Saturday, 22 April 2017

A-Z Challenge 2017 - Houses, some real, some not - 'S'

S - Saddlers Cottage


Saddlers Cottage, High Street, Ketton
This is the house in the Rutland village of Ketton in which I was born, eighty years ago next month.

The house of grey Portland stone and roof of Collyweston slate still retains its old character. I remember it in the 1940s and 1950s when the front had a grey wooden fence, a garden gate and a double gate across the drive at the left. It was fun to swing over them from one side to the other.

On either side of a concrete path to the front door were lawns each with diamond-shaped flower beds in their centre. At nine or ten, I had to cut the edges and woe betide me if I snipped off any flowers. They were in more danger from flailing sticks used to swat bumble bees attracted by the asters.

A rambling rose covered the head-high, wire fence between the lawn and drive. A small gate from the drive near the house opened onto a stone path crossing the front to the lawns and flower beds. Right of the house was a short path from the pavement into the garden of the landlord; he kept a beady eye on us especially as our Airedale, Punch, had killed his cat when it trespassed on ‘his’ lawn.

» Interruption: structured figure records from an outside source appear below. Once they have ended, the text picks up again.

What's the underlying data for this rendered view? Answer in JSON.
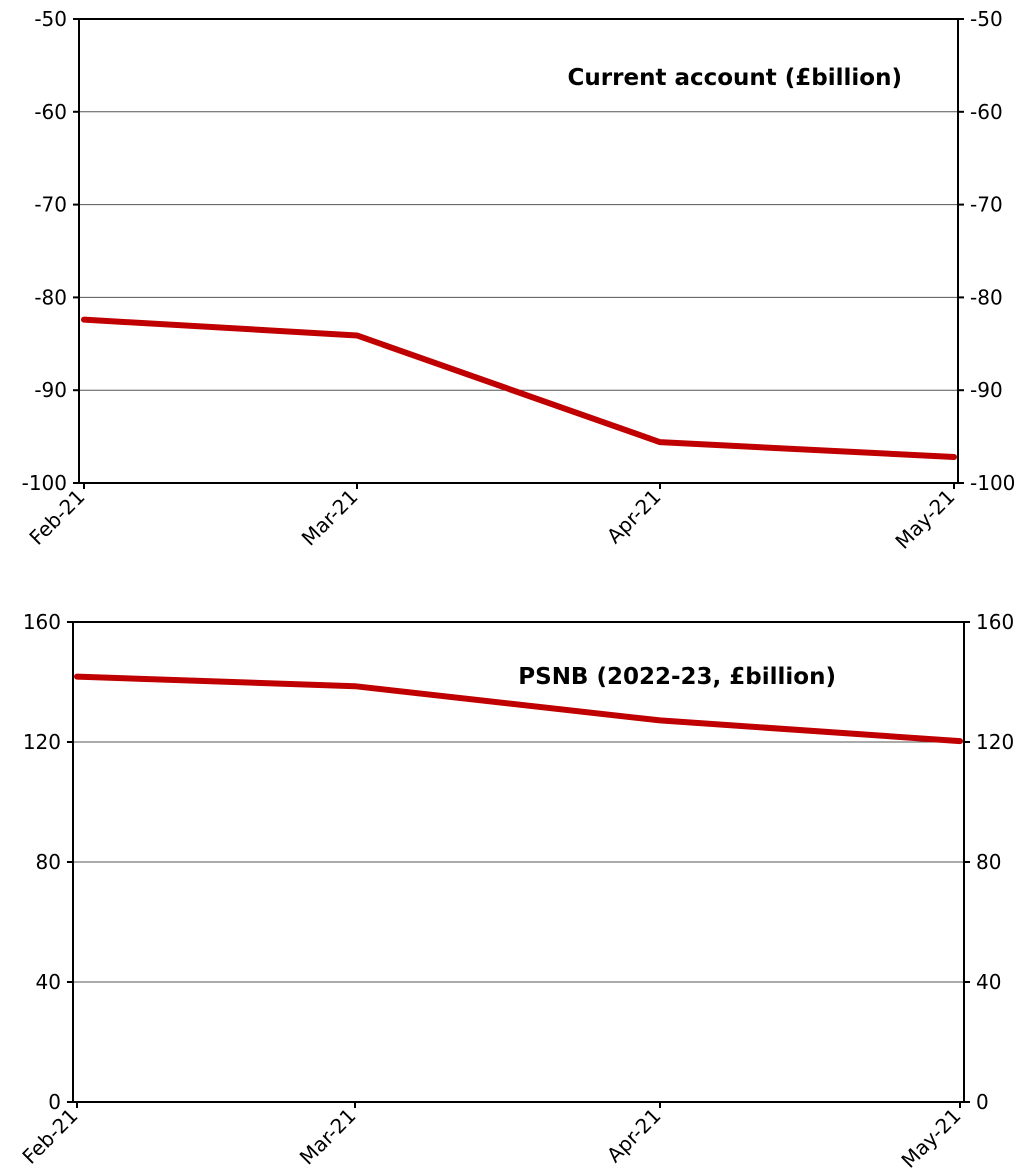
{
  "chart_data": [
    {
      "type": "line",
      "title": "Current account (£billion)",
      "categories": [
        "Feb-21",
        "Mar-21",
        "Apr-21",
        "May-21"
      ],
      "series": [
        {
          "values": [
            -82.4,
            -84.1,
            -95.6,
            -97.2
          ]
        }
      ],
      "ylim": [
        -100,
        -50
      ],
      "yticks": [
        -100,
        -90,
        -80,
        -70,
        -60,
        -50
      ],
      "grid": true,
      "y_axis_both_sides": true,
      "line_color": "#c00000"
    },
    {
      "type": "line",
      "title": "PSNB (2022-23, £billion)",
      "categories": [
        "Feb-21",
        "Mar-21",
        "Apr-21",
        "May-21"
      ],
      "series": [
        {
          "values": [
            141.8,
            138.6,
            127.2,
            120.3
          ]
        }
      ],
      "ylim": [
        0,
        160
      ],
      "yticks": [
        0,
        40,
        80,
        120,
        160
      ],
      "grid": true,
      "y_axis_both_sides": true,
      "line_color": "#c00000"
    }
  ]
}
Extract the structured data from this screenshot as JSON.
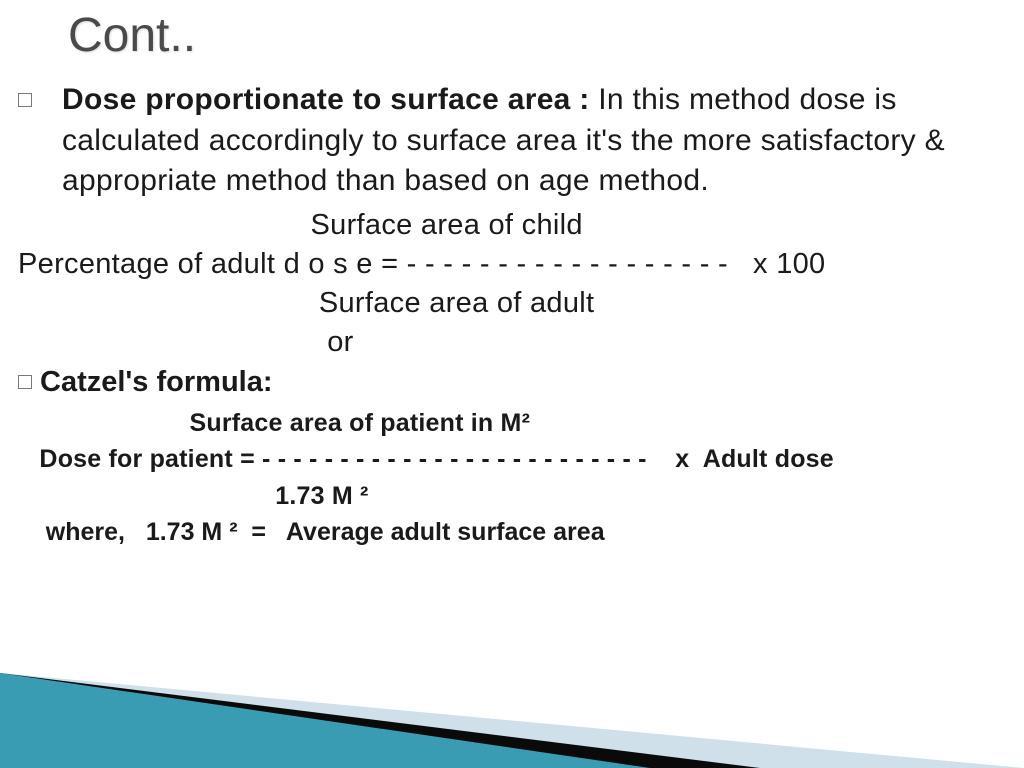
{
  "title": "Cont..",
  "para1": {
    "lead": "Dose proportionate to surface area : ",
    "rest": "In this method dose is calculated accordingly to surface area it's the more satisfactory & appropriate method than based on age method."
  },
  "formula1": {
    "numerator": "                                   Surface area of child",
    "line": "Percentage of adult d o s e = - - - - - - - - - - - - - - - - - -   x 100",
    "denominator": "                                    Surface area of adult",
    "or": "                                     or"
  },
  "catzel": {
    "head": "Catzel's formula:",
    "numerator": "                        Surface area of patient in M²",
    "line": "   Dose for patient = - - - - - - - - - - - - - - - - - - - - - - - - -    x  Adult dose",
    "denominator": "                                    1.73 M ²",
    "where": "    where,   1.73 M ²  =   Average adult surface area"
  },
  "colors": {
    "title": "#4a4a4a",
    "text": "#1a1a1a",
    "tri_light": "#cfe0eb",
    "tri_dark": "#0a0a0a",
    "tri_teal": "#3a9cb3"
  }
}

The drive up the left continued to the back boundary fence and contained a gate through which you could enter a stonemason’s yard – but only if he wasn’t there; he wasn’t keen on kids pinching his apples and plums from trees which were covered in the dust from the monuments and gravestones he made.


Those houses you can see in the background on the left are where that stonemason's yard used to be, The tree on the left is the apple tree I used to climb.

As you can see the wooden fences have gone, replaced by those stone walls. There are no gates. It had no name.

Now a nameplate (not visible in the photo) proclaims it to be 'Saddlers Cottage'. My father's family were saddlers before the motorcar came along.